In case of coal-ash blocks masonry, the determination of the compressive strength is generally conducted based on the results collected from research31, as well as the compressive strength of coal-ash blocks; therefore, its bearing capacity is expressed as follows:

$$ N_{f} \; = \;{\text{f}}_{{\text{f}}} A_{f} $$
(6)

In case of the adhesive mortar, it was assumed that it was homogeneous in the vertical direction and its bearing capacity could be directly obtained by employing its compressive strength and cross-sectional area.

The theoretical calculation model was used to calculate the four types of specimens, and the similar core column specimens in the reference32 were verified. The calculation results are shown in Table 2.

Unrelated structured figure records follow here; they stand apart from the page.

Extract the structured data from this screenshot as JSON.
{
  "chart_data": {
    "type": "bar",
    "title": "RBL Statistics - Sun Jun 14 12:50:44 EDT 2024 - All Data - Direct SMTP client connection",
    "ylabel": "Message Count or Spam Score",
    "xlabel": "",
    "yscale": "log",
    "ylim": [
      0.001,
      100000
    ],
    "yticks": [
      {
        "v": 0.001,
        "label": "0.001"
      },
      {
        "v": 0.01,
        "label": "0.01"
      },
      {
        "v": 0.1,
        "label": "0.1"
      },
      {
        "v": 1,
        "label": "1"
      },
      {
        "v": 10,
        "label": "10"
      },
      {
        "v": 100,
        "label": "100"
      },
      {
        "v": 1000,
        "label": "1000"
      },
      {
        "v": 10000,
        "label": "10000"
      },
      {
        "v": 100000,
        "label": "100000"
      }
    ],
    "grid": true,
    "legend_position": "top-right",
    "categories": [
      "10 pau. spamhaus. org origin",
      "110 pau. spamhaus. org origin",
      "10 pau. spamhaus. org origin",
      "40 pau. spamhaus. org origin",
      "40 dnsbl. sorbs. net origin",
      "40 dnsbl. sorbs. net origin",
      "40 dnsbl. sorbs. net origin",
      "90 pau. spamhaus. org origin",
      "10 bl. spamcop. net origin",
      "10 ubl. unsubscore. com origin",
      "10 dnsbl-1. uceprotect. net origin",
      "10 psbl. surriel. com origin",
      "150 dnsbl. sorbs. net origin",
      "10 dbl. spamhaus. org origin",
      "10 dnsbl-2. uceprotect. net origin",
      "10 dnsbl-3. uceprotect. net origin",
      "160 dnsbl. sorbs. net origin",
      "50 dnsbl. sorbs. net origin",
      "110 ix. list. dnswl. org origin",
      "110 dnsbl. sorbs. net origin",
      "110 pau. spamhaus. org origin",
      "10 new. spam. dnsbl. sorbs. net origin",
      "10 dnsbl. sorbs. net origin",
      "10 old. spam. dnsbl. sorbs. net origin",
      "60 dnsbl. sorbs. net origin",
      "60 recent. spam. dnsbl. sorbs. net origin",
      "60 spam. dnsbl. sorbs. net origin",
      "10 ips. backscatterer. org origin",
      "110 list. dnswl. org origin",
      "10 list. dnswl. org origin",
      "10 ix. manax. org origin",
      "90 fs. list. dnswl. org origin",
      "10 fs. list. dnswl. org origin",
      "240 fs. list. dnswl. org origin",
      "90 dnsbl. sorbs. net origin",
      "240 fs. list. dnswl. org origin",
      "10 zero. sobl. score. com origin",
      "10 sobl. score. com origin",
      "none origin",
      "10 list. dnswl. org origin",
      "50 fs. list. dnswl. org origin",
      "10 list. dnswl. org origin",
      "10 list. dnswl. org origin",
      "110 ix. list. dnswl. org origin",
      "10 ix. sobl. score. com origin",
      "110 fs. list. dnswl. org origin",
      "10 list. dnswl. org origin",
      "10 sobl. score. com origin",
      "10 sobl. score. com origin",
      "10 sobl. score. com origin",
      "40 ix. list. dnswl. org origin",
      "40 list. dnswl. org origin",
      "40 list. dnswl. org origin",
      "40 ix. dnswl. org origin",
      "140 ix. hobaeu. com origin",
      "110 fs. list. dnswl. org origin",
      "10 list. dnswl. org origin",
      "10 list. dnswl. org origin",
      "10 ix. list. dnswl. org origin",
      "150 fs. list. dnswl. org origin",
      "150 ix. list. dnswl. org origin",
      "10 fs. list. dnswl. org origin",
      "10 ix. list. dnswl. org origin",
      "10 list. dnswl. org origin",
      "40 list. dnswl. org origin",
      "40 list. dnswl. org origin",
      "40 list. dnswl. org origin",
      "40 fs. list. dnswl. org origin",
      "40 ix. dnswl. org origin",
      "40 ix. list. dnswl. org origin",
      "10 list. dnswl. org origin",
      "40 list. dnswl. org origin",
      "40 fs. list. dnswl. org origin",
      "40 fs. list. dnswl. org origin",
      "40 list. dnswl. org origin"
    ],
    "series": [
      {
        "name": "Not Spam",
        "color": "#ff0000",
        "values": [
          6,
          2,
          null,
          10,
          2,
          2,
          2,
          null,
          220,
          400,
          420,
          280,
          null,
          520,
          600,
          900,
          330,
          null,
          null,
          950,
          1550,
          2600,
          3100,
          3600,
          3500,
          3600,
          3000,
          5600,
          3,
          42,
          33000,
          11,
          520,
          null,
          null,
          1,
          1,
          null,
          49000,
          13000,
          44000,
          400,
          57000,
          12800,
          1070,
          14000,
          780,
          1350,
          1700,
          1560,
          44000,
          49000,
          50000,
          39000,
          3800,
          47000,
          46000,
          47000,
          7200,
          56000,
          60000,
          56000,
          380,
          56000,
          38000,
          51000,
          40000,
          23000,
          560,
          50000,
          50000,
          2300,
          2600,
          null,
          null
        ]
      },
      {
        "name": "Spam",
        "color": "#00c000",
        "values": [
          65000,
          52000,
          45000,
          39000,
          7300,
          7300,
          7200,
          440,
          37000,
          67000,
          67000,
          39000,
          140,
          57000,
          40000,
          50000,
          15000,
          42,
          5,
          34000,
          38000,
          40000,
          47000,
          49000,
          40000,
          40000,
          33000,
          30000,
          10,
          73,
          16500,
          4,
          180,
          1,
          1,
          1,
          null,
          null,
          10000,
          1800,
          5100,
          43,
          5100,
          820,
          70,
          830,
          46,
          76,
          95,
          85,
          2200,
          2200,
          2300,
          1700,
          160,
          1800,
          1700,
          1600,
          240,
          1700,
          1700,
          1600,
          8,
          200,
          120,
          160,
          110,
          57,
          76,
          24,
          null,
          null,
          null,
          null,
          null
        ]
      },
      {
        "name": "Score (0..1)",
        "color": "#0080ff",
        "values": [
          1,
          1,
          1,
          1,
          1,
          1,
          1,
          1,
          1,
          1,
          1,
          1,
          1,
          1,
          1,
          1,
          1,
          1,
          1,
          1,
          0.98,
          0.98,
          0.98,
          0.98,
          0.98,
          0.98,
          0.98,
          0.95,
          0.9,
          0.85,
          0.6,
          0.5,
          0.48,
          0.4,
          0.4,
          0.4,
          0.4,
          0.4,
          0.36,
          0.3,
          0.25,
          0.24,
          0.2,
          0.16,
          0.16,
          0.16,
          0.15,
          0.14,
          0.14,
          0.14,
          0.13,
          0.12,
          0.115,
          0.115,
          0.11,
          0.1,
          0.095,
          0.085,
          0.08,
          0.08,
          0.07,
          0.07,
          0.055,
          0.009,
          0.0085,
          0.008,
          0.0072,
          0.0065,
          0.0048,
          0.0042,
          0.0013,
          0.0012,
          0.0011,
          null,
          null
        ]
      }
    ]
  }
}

As can be seen from Table 2, the theoretical calculation results agree well with the test results in general, and the mean error is less than 4%. The results show that the bearing capacity calculation model proposed in this paper is suitable for double-layer masonry with fly ash block interlayer and recycled concrete brick masonry.

Conclusions

Four types of specimens were tested to investigate their axial compressive property. The results showed that recycled concrete brick masonry exhibited a higher bearing capacity than clay brick masonry, which indicated the enormous development potential in terms of recycled concrete bricks for constructions in rural area. Moreover, following the addition of coal-ash blocks sandwich in both clay and recycled concrete bricks masonry, both the bearing capacity and strain exhibited improvement, the yielding load and tensile strength of them increased. The ultimate load of RBM was 15% higher than that of CBM. Moreover, the ultimate load of CFCM was 21% higher than that of CBM. Following the addition of sandwich blocks in RBM, its ultimate load increased by over 42% than that of CBM. In addition, the cracking and ultimate loads of both the CFCM and RFRM increased. Thus, it could be concluded that coal-ash blocks enhanced the brittle failure characteristics of brick masonry and improved its bearing capacity. The computation expression of bearing capacity for bilateral bricks with an insulation wall constructed using coal-ash blocks sandwich was subjected to a comparative analysis to test and calculate the values theoretically. The results confirmed the correctness and feasibility of the calculation model. Moreover, it can be employed for the design of similar wall types.

In the face of the problem of waste disposal in the demolition of concrete structures, based on the previous thermal performance research of the composite wall of recycled concrete brick and fly ash block, the axial compression mechanical properties of the wall are studied in this paper. According to the research, the thermal insulation and mechanical properties of recycled concrete brick wall and fly ash block composite wall are improved compared with the traditional clay brick wall, and can replace the traditional clay brick wall. For the seismic area, further research on seismic performance is needed.